Quelqu'un qui braque une banque avec un pistolet d'enfant est condamné autant qu'avec un vrai pistolet.
- Didier : Par extrapolation, il y aurait quelque chose d'infiniment stable qui serait la réalité. Cette capacité de procéder par abstraction ne serait-elle pas un aspect du langage dont il faudrait se défaire ? On catégorise par le langage de façon conceptuelle. Il fautse garder d'aller trop vite.
- Jacques D. : On veut avoir des casiers tout prêts, les gentils, les méchants. Ca permet d'économiser l'énergie, si à chaque fois on devait faire table rase... On n'a pas toujours le temps.
- Didier : La dichotomie apparence - réalité est peut-être un pseudo problème philosophique, mais un vrai problème pratique.
- Jacques D. : Et en philosophie pratique ? Instinctivement on met des étiquettes.
- Didier : Il faut bien distinguer l'aspect pratique d'un éventuel problème philosophique que ça poserait par rapport à la Réalité. On ne peut pas passer la cinquième vitesse s'il n'y a que quatre vitesses. Dans quels cas pratiques ça pose un problème ?
Est-ce que le problème de l'apparence et de la réalité m'a posé problème ?
- Simone : La complexité de la réalité... l'apparence peut ne pas être trompeuse.
- Robert : Les gens adorent se fier aux apparences.
- Barbara : Est-ce que à partir des apparences on peut déduire sur le contenu ? Le fait culturel : dans certaines cultures l'apparence est très importante, on peut jouer dessus. Si on veut vendre quelque chose il ne faut pas porter de bijoux, il faut avoir une apparence modeste.
- Jacques D. : Le code aux USA : le directeur en chemise mais avec une cravate.
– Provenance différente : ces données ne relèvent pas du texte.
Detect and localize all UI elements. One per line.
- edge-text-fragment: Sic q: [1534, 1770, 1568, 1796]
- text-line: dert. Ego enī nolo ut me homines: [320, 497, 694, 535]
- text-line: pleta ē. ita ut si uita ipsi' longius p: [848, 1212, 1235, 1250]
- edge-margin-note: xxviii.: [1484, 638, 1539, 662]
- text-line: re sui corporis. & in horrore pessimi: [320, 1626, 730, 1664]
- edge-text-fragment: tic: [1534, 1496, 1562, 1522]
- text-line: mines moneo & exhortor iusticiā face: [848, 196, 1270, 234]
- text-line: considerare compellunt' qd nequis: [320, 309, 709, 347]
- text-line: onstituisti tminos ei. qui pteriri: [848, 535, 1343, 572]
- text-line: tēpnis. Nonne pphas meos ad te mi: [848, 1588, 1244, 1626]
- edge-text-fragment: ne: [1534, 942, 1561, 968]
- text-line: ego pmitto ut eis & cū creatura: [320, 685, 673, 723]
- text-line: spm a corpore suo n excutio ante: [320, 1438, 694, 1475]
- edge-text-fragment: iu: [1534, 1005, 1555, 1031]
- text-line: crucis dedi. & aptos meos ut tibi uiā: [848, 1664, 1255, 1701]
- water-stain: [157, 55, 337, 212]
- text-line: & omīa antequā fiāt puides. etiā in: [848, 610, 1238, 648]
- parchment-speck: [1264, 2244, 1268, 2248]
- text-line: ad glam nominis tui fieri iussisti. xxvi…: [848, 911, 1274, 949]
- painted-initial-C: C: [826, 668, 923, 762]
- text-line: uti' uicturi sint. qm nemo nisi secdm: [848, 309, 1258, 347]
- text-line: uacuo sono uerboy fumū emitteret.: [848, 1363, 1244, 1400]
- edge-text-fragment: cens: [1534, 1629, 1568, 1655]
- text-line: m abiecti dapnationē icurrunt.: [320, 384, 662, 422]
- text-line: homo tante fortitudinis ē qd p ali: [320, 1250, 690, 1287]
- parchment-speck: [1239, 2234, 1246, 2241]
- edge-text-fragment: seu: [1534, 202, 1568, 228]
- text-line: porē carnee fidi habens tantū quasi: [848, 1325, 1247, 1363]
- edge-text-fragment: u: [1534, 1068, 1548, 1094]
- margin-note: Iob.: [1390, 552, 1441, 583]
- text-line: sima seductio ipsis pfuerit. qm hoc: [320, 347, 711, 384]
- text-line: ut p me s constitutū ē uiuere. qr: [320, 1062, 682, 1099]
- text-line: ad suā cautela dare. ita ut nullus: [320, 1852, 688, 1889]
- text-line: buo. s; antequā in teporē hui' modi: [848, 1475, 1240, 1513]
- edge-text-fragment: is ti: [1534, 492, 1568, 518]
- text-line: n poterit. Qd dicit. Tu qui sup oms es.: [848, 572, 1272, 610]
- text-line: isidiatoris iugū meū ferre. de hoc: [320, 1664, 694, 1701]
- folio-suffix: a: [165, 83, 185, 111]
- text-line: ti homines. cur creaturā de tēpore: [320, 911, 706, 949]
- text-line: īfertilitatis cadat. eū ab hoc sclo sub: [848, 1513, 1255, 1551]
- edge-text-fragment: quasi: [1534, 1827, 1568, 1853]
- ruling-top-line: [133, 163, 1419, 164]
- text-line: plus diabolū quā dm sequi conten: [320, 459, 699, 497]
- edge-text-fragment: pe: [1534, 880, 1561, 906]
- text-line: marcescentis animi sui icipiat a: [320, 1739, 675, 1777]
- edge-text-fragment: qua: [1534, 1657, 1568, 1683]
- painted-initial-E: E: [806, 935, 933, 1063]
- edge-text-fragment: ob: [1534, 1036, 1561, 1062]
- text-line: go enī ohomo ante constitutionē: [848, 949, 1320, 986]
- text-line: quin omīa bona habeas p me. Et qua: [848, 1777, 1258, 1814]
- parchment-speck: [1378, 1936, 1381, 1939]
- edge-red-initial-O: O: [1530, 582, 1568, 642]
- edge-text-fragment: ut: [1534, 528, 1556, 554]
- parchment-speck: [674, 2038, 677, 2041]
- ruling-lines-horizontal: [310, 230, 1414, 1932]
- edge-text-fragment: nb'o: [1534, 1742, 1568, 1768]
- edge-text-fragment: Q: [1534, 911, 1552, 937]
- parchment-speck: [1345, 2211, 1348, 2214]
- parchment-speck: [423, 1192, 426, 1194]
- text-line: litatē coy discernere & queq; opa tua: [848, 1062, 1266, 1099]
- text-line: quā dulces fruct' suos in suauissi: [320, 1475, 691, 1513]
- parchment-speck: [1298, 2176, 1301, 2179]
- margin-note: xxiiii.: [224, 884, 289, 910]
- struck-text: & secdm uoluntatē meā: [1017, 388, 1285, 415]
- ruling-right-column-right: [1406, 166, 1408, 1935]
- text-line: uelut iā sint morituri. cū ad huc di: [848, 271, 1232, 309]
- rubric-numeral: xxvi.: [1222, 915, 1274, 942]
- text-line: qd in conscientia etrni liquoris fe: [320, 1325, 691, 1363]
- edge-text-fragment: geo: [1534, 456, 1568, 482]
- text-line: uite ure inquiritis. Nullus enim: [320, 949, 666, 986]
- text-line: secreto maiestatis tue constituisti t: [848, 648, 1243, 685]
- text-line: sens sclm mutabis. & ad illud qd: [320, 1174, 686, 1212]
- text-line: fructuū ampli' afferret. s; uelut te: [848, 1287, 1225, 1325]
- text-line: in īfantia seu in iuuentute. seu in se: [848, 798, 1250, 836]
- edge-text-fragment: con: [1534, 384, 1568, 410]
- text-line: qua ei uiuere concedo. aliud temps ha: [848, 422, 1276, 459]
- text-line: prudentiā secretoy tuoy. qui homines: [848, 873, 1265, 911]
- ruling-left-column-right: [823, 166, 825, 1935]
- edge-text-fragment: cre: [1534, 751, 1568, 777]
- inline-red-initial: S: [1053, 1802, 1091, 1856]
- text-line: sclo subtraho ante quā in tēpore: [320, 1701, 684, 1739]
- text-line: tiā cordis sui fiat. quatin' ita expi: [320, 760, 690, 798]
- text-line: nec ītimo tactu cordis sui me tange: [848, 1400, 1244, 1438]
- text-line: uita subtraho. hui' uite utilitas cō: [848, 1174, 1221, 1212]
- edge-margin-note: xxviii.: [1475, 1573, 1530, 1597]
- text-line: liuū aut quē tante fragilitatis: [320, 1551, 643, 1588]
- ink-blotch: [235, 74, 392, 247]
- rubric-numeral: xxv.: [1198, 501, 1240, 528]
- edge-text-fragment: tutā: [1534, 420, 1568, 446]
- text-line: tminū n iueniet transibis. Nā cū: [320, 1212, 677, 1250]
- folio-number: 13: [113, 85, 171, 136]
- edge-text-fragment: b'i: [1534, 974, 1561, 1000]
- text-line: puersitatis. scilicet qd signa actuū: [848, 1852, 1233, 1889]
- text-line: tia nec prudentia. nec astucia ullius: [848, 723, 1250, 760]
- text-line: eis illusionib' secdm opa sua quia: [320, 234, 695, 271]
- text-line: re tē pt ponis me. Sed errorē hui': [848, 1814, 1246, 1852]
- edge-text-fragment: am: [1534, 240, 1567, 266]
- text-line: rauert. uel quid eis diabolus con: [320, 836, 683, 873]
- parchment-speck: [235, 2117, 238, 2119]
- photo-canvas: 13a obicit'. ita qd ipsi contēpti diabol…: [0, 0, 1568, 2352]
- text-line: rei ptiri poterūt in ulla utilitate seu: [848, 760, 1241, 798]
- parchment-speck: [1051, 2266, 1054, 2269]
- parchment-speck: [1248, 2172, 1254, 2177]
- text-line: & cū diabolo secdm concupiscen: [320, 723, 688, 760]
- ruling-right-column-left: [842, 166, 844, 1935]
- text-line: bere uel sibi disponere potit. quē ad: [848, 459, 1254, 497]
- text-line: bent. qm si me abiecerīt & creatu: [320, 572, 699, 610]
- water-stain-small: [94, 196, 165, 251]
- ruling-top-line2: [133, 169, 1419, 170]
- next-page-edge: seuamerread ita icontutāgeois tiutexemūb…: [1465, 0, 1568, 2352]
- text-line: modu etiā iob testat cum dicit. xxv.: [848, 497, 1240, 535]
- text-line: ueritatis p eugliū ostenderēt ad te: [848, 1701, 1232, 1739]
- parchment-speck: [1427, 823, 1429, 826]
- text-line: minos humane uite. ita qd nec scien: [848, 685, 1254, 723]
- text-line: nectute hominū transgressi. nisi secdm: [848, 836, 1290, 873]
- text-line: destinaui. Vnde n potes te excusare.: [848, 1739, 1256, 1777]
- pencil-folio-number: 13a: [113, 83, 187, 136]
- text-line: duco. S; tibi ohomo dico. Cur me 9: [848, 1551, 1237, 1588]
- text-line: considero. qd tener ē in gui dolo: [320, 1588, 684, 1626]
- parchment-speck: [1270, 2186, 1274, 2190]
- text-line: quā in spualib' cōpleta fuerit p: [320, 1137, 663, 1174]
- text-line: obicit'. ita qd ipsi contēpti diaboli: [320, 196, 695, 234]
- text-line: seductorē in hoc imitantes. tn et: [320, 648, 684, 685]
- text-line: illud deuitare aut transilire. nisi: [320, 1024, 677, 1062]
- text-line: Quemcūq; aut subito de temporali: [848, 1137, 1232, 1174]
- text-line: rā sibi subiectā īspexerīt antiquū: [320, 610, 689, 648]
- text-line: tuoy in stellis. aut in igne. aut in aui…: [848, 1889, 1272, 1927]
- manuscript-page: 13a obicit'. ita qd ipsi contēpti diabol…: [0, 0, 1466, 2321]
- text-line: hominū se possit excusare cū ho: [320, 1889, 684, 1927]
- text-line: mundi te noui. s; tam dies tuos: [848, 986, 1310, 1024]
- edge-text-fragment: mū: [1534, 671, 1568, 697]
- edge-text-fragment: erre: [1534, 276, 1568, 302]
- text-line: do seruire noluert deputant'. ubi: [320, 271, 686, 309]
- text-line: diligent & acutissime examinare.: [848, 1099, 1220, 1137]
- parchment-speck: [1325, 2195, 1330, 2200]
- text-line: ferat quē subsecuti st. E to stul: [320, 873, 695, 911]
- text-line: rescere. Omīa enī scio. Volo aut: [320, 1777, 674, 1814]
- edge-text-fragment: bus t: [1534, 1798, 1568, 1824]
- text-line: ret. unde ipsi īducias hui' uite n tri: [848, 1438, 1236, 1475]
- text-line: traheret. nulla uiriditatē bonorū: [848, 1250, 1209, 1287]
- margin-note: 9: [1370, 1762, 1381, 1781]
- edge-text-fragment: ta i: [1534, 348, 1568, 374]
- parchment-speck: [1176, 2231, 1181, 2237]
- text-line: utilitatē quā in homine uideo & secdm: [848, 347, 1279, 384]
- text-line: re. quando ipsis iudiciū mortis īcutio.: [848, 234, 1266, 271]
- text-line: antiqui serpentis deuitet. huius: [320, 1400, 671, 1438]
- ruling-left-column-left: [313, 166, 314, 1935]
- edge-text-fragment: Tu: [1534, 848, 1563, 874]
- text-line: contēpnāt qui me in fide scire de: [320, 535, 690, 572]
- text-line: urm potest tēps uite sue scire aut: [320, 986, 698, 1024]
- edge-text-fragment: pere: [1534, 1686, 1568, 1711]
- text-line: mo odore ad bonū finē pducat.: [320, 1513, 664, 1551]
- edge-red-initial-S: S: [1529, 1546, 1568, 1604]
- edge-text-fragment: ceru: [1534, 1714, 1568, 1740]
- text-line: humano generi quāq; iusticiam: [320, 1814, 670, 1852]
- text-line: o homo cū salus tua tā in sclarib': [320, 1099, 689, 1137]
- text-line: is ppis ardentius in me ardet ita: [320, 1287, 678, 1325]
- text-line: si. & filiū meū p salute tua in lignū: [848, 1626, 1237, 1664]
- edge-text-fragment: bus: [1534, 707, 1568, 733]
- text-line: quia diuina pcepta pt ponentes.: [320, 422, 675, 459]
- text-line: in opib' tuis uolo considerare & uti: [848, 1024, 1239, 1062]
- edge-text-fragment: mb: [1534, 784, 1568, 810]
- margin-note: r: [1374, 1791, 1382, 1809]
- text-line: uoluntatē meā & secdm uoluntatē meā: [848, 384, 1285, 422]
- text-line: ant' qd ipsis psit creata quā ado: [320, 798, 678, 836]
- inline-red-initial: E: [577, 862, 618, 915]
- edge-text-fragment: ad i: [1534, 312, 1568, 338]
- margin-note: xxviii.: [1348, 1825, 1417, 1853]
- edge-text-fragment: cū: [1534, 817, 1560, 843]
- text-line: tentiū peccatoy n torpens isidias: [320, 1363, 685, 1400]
Ils sont aussi englués dans les problèmes de relations hiérarchiques bien que l'apparence n'est pas la même.
- Marie-Paule : Deux éléments sont liés, le couple objet - celui qui regarde.
Un individu n'est pas une seule chose. Tous les individus peuvent avoir toutes les facettes à la fois. Il n'y a pas plus sympa qu'un escroc. S'il n'est pas sympa, il faut qu'il change de métier. Il est sympa et en plus il vous escroque.
- Mireille : Certains ne vivent qu'en fonction des apparences.Je ne peux pas dire qu'ils ont tort. Parfois je me dis que la vie n'est faite que d'apparences. Il y a une apparence et une réalité qui évolue dans le temps, des facettes qui se révèlent. Il faut savoir vivre l'instant. D'autres préfèrent projeter.